MORELIA, MICHOACÁN, MÉXICO, A 20 DE MARZO DE 2023.- Ayer se me apachurró el corazón al ver a una madre devastada, doliente, atribulada por la muerte de su hija, una jovencita en la flor de su juventud, quien había hecho el viaje desde su natal Tacámbaro tras el sueño americano. Un sueño que terminó el lunes anterior porque fue muerta en la Base Militar de Texas, en Estados Unidos, donde prestaba sus servicios como soldado de la armada de ese país.

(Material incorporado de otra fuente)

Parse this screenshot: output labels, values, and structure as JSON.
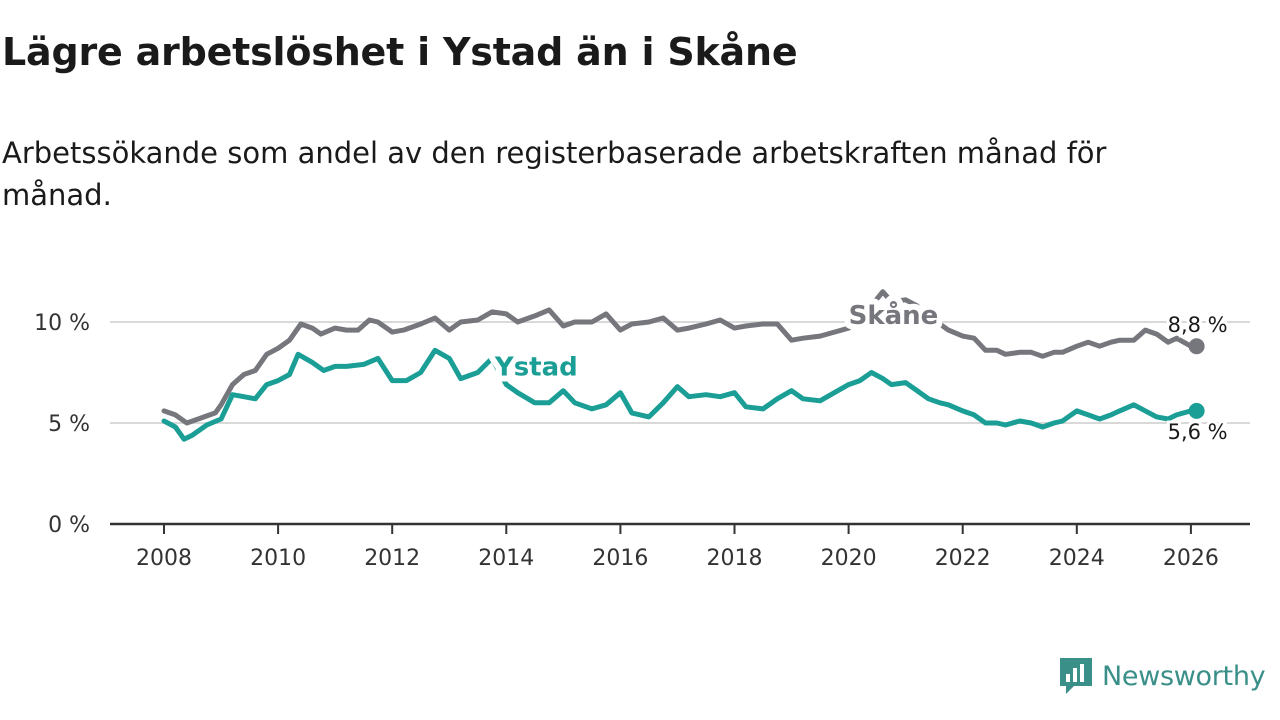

Se me apachurró el corazón, porque Alejandra Ruiz, la madre de Ana Fernanda Basaldúa, se iba y regresaba de y a la realidad cruda de este mundo, su mundo en el que ya no está su amada hija, su niña alegre, amigable y solidaria. Por eso, Ale, por instantes, se veía como ida, con la mirada en ninguna parte, con los ojos llorosos; luego recobraba la conciencia y rompía en un llanto desgarrador.

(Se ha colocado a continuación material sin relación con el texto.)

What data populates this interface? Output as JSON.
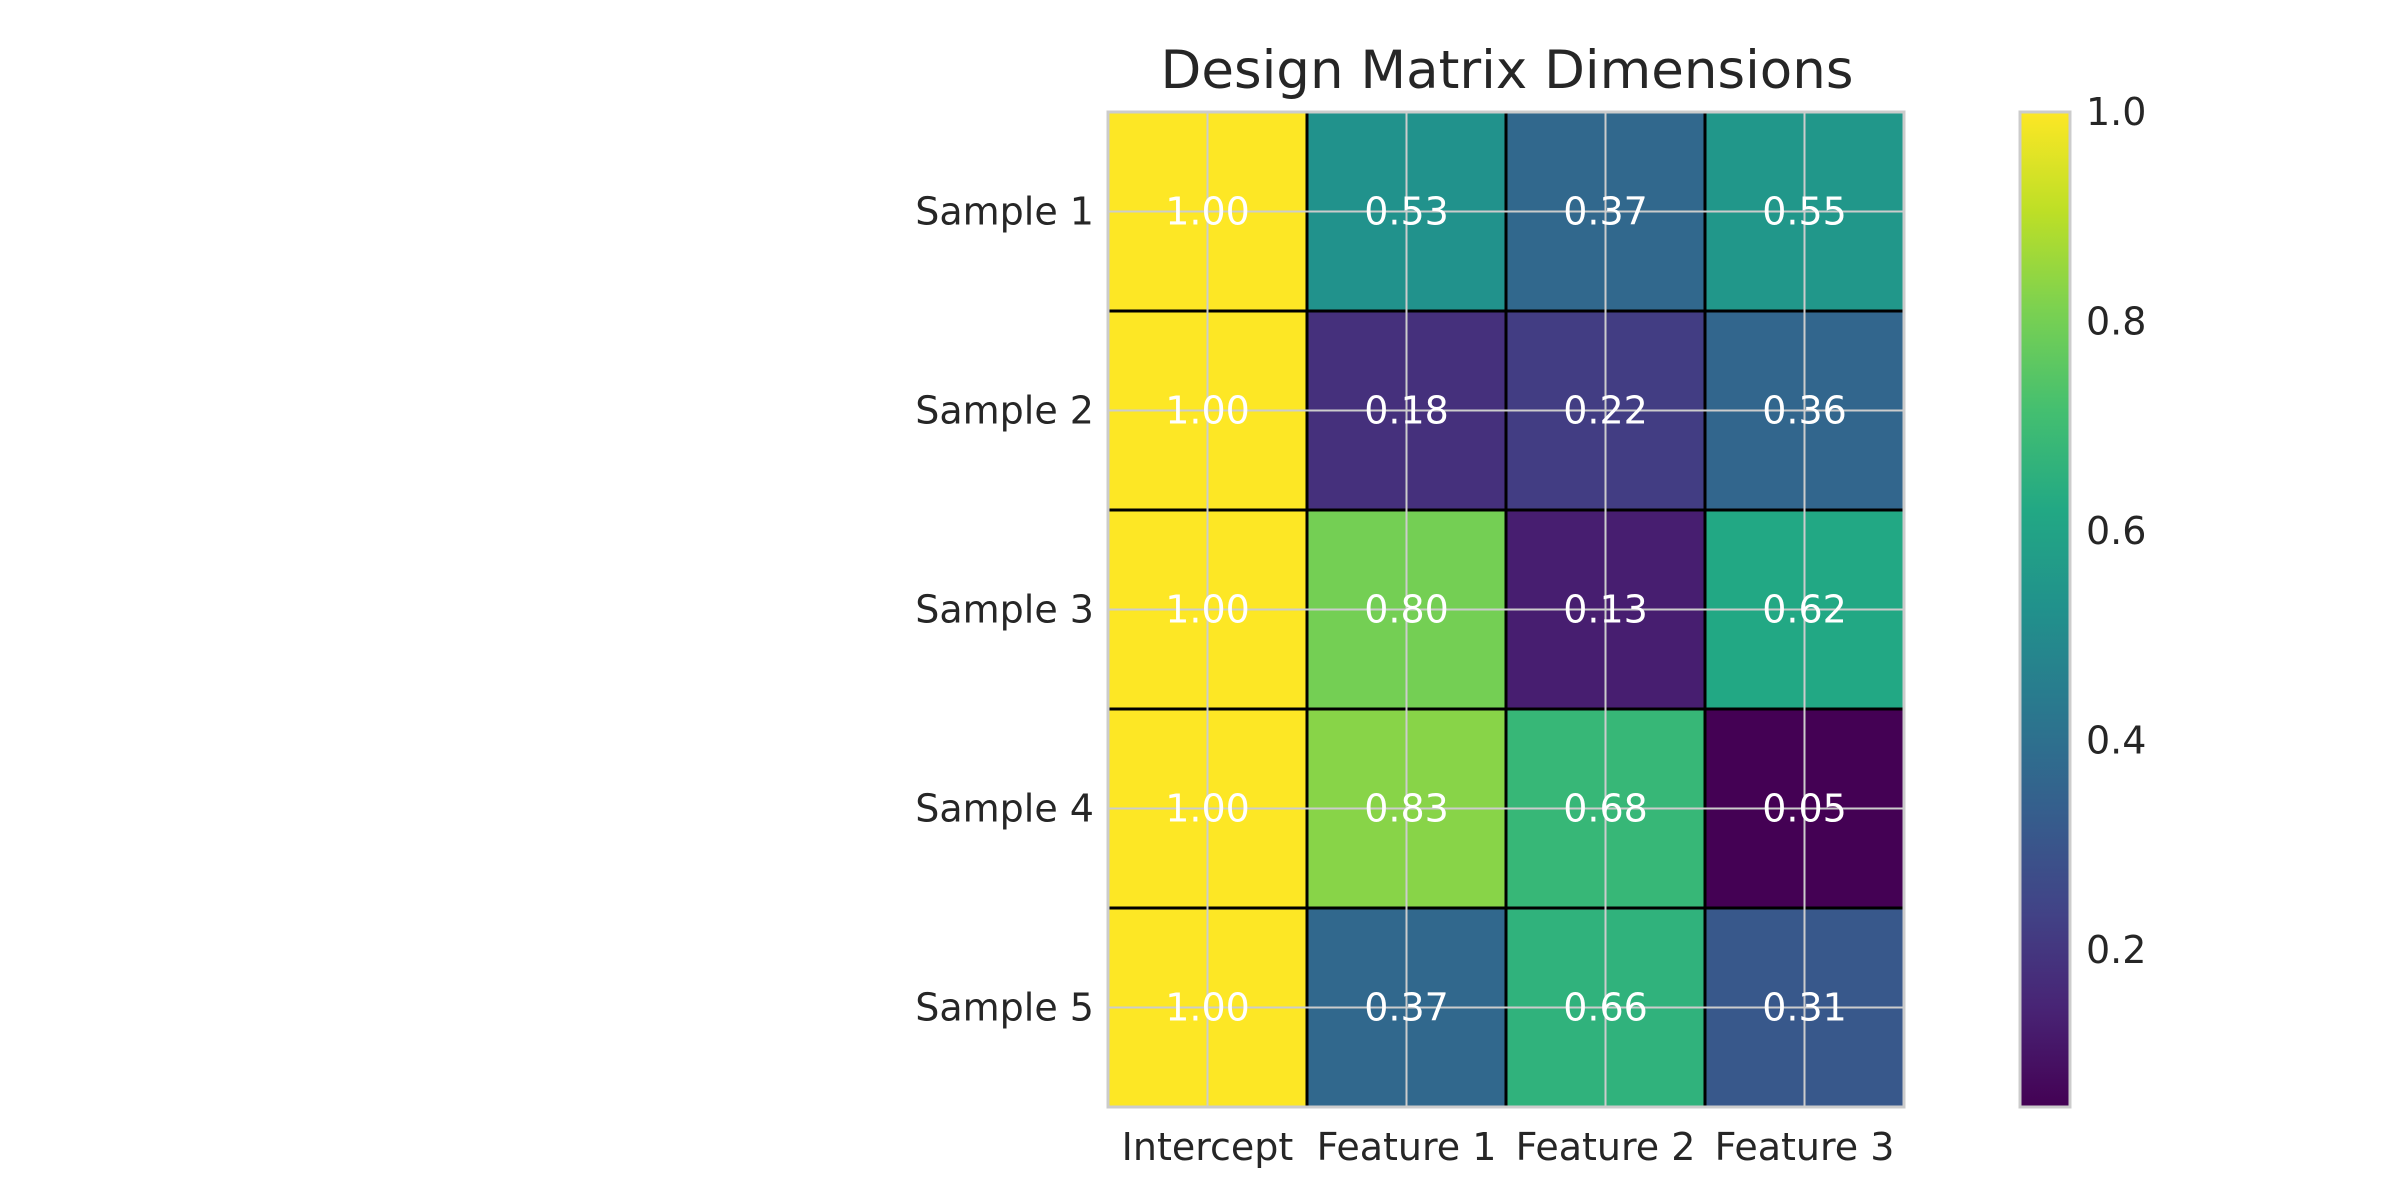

Alejandra, esa señora alegre, sonriente, solidaria era otra. Había perdido la luz de su sonrisa, estaba inerme, sin brillo en la mirada, su voz surgía como torrente que se estrella en los arrecifes: “me mataron a mi hija, me la mataron”; luego inclinaba la cabeza y volvía a salirse de este mundo, se quedaba allí, como hipnotizada.


Que dolor tan grande el de una madre atribulada, una madre que se despertó con la noticia de que a su adorada hija ya no la llamaría más para decirle “te amo, mamá”. Que terrible sufrimiento saber que su retoño, ese que se preparaba para hacer carrera en el ejército en áreas de la ciencia ya no volvería a estar con ella y ya no volverá a sentir su abrazo, ni sus besos, ni sus caricias.


Sí, aunque esté curtido en los fragores del día a día de esta profesión tan demandante del periodismo, hay veces que no puedo evitar que se me apachurre el corazón, que se me haga un nudo en la garganta y tenga que hacer un esfuerzo enorme para que no se me escape un torrente por estas ventanitas diminutas que son mis ojos.


Ver a Ale así, tan desvalida, tan sin ser ella, cala muy hondo. Claro que cala, duele, apachurra, porque resulta inadmisible que a su hija le hayan quitado la vida y que a ella le hayan quitado a su hija, que la hayan devastado así, siendo que Ale siempre ha sido una mujer positiva, propositiva y solidaria, buena, como gente buena era Ana Fernanda, por eso tanta gente las ha querido.


Ante un cuadro así, de una madre devastada, resulta imposible no sentir que el corazón se apachurra, se encoge. Imposible ya resulta no sentir que corre una lágrima silenciosa al ver un cuadro en la intimidad de la familia, altar en el que está la foto de la soldado muerta y abajo, cerca de ese cuadro, un abanico de beatos, santos, vírgenes, cristos y una rosa rosa.


“Me mataron a mi hija, me la mataron” es el grito desgarrador que apachurra el corazón, grito que surge del enorme dolor de Alejandra Ruiz, esa buena mujer que ya no volverá a ser quien era. Ya no. Imposible. Así sea.